Measured the 9.6-day beat period indicating changing accretion geometry.

Detected a likely spin period 1.73 minutes shorter than the orbital period.

Observed phase jumps in light curves consistent with pole switching in an asynchronous polar.

Abstract

The bright Nova Cygni 1975 is a rare nova on a magnetic white dwarf (WD). Later it was found to be an asynchronous polar, now called V1500 Cyg. Our multisite photometric campaign occurring 40 years post eruption covered 26-nights (2015-2017). The reflection effect from the heated donor has decreased, but still dominates the op- tical radiation with an amplitude ~1^m.5. The 0^m.3 residual reveals cyclotron emission and ellipsoidal variations. Mean brightness modulation from night-to-night is used to measure the 9.6-d spin-orbit beat period that is due to changing accretion geometry including magnetic pole-switching of the flow.
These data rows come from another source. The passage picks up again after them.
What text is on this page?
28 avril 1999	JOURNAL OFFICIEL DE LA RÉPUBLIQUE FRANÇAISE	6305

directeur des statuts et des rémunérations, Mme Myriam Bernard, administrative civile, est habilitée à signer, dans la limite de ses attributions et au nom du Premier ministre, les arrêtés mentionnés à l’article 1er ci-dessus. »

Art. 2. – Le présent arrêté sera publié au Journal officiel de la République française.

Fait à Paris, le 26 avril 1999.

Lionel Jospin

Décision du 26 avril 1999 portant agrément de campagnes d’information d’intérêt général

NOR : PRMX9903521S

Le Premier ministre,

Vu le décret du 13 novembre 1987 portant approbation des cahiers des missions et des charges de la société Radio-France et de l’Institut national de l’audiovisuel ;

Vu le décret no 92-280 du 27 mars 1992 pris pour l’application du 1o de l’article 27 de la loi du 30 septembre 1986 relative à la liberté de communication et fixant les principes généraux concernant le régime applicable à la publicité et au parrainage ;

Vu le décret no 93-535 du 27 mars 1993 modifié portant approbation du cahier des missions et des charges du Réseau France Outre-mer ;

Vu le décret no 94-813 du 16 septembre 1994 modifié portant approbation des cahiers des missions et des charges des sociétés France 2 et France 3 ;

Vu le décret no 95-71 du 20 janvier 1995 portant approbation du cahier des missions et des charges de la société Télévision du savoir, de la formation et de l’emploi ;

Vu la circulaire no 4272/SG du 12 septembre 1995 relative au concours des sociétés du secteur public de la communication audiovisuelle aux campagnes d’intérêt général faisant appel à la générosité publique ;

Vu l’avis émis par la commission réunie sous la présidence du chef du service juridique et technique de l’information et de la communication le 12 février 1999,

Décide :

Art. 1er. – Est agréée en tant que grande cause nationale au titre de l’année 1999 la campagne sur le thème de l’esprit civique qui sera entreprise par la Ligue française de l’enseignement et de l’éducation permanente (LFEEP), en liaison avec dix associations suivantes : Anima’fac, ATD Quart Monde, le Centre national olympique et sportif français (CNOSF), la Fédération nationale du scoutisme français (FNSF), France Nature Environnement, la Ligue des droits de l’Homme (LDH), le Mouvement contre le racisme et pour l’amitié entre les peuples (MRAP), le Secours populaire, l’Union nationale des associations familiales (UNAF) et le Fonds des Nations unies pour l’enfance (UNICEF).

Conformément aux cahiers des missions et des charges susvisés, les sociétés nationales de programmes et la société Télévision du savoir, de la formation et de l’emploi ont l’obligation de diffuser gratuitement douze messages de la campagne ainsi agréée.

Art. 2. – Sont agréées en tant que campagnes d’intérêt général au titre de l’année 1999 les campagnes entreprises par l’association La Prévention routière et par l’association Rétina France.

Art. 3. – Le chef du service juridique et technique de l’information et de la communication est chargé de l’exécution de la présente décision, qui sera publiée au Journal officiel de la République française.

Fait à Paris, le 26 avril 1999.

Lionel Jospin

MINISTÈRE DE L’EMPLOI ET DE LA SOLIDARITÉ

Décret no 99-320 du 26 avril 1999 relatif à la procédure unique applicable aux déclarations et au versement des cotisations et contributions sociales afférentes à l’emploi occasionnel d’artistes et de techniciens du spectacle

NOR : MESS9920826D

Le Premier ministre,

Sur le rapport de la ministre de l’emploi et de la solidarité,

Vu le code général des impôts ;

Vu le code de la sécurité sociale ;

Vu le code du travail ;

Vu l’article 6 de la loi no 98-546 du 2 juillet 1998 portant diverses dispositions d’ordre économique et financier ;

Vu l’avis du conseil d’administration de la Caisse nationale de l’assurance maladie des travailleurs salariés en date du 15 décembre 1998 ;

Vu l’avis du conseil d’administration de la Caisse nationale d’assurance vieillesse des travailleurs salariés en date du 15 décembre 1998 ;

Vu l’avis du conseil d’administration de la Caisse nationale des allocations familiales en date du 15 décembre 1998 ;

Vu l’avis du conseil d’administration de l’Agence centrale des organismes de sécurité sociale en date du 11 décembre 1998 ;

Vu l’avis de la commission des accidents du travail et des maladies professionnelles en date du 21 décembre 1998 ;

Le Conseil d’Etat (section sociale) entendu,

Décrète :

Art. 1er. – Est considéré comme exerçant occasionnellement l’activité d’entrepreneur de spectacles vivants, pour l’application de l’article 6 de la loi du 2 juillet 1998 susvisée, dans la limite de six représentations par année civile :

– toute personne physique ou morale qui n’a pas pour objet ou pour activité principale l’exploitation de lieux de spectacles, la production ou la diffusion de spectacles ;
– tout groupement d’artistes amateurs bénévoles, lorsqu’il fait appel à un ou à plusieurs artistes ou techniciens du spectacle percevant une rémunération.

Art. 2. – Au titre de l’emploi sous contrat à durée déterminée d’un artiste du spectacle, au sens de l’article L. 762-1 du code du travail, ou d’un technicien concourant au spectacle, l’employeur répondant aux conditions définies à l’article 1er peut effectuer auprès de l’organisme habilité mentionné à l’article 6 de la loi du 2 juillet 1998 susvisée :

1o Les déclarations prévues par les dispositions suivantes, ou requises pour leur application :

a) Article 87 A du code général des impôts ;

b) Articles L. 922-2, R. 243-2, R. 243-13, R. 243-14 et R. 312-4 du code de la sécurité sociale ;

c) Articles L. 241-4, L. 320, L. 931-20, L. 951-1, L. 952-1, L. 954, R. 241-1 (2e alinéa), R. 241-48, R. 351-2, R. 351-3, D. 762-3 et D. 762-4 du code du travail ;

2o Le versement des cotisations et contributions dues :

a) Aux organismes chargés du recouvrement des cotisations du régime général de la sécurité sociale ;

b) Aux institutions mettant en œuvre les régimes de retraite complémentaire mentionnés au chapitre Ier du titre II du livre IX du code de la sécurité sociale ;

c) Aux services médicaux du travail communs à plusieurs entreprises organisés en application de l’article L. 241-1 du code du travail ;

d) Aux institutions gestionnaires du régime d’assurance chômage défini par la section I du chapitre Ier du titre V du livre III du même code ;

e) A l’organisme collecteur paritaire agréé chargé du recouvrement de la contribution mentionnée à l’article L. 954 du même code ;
By subtracting the orbital and beat frequencies, spin-phase dependent light curves are obtained. The amplitude and profile of the WD spin light curves track the cyclotron emitting accretion regions on the WD and they vary systematically with beat phase. A weak intermittent signal at 0.137613-d is likely the spin period, which is 1.73(1) min shorter than the orbital period. The O-C diagram of light curve maxima displays phase jumps every one-half beat period, a characteristic of asynchronous polars. The first jump we interpret as pole switching between regions separated by 180 deg. Then the spot drifts during ~0.1 beat phase before undergoing a second phase jump between spots separated by less than 180 deg. We trace the cooling of the still hot WD as revealed by the irradiated companion. The post nova evolution and spin-orbit asynchronism of V1500 Cyg continues to be a powerful laboratory for accretion flows onto magnetic white dwarfs.